In ‘To Autumn’ lieten de drie horen dat nostalgie niet tranerig moet zijn en in het onweerstaanbare ‘Queskia?’ (titeltrack van hun eerder dit jaar verschenen cd) verstond Florizoone de kunst om op klokkenspel, in een zelfgeschreven stuk, enkele markante fouten te spelen. Hij kwam er echter mee weg. En terecht, de muziek van Tricycle kon dan misschien niet de luisteraar naar het spreekwoordelijke puntje van de stoel drijven en de solo’s mochten dan aan de vertrouwde kant blijven (hoewel Florizoone zelf hier en daar aardig ging trekken aan de harmonische onderbouw), de lyrische kwaliteiten van de muziek en de finesse waarmee die gespeeld werd, maakte veel goed.

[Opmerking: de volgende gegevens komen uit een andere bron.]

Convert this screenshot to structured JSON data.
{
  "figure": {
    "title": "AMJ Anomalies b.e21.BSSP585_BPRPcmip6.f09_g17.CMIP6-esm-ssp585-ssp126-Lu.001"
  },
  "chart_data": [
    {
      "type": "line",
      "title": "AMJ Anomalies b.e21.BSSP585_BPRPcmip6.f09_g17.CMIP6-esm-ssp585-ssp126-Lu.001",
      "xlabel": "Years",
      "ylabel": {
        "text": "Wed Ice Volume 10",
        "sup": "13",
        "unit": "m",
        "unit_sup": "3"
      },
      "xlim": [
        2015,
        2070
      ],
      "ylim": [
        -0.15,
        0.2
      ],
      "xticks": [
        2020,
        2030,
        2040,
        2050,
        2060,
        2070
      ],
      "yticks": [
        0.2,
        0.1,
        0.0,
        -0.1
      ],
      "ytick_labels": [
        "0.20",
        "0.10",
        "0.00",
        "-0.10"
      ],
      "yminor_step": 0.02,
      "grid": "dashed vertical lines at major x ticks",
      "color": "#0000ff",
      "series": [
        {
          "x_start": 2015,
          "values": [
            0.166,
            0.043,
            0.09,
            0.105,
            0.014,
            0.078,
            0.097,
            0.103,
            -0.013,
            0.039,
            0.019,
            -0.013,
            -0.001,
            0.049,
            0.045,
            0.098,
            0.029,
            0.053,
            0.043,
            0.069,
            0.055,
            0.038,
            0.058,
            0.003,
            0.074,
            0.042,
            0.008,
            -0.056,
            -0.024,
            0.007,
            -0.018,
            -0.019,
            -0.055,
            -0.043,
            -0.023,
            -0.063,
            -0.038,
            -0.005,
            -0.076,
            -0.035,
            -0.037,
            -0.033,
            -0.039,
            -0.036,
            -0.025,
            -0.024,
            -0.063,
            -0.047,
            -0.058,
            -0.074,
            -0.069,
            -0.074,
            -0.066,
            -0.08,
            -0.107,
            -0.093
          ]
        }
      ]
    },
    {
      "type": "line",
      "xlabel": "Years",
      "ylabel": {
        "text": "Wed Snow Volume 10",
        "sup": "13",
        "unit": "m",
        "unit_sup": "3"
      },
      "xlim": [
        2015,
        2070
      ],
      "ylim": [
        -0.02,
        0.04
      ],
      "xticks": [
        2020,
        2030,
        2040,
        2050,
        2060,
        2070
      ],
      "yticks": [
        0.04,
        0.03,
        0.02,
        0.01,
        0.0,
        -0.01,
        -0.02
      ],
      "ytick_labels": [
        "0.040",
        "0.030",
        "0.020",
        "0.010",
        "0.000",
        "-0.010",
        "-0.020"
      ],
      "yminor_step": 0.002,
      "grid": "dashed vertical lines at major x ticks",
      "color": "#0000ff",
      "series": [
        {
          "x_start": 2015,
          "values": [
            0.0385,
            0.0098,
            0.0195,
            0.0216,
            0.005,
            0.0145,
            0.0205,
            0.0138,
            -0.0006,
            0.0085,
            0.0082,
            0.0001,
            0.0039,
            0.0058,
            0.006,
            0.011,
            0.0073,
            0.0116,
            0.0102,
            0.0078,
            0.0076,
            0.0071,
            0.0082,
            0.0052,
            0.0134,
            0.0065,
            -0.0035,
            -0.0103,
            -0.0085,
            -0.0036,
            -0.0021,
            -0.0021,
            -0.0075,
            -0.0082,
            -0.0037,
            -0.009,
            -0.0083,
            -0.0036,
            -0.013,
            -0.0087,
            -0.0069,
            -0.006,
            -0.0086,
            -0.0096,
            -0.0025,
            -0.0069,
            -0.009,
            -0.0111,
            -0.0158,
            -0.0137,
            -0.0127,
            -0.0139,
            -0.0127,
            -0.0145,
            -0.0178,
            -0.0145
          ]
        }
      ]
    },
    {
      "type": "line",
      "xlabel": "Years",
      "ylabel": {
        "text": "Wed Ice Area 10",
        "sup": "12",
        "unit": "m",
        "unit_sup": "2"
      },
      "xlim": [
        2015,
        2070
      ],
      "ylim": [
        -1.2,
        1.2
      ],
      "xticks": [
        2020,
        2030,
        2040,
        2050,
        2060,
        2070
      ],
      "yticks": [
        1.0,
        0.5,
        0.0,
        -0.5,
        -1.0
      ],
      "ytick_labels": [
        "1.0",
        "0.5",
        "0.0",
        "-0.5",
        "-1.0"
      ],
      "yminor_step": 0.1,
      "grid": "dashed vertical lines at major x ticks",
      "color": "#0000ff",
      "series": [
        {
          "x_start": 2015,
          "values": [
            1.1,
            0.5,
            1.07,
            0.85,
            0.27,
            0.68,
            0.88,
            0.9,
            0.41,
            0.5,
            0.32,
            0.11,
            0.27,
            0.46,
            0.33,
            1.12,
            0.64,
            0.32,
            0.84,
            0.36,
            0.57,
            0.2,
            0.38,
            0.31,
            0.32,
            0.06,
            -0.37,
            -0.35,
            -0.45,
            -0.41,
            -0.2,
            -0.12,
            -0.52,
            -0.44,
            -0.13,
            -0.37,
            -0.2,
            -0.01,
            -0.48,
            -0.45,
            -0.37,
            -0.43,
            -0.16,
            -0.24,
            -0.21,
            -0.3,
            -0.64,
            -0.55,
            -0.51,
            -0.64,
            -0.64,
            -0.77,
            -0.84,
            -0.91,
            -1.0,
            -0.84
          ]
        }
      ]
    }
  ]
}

Als het Free Tallinn Trio en Tricyle muzikaal ver uit elkaar lagen, dan waren beide bands ook mijlenver verwijderd van wat het Giovanni Falzone Electric Quartet als afsluiter van Stranger Than Paranoia kwam doen. Van een andere band van de Italiaanse trompettist verscheen recentelijk de cd ‘Around Ornette’, maar aangezien het optreden in Tilburg al ver op voorhand geboekt was, trad de trompettist aan met zijn elektrische kwartet en het programma van ‘Around Jimi’ uit 2010. Op deze opname probeert Falzone zich in te beelden hoe een ontmoeting tussen gitarist Jimi Hendrix en trompettist Miles Davis – een treffen dat nooit heeft plaats gevonden – geklonken zou hebben.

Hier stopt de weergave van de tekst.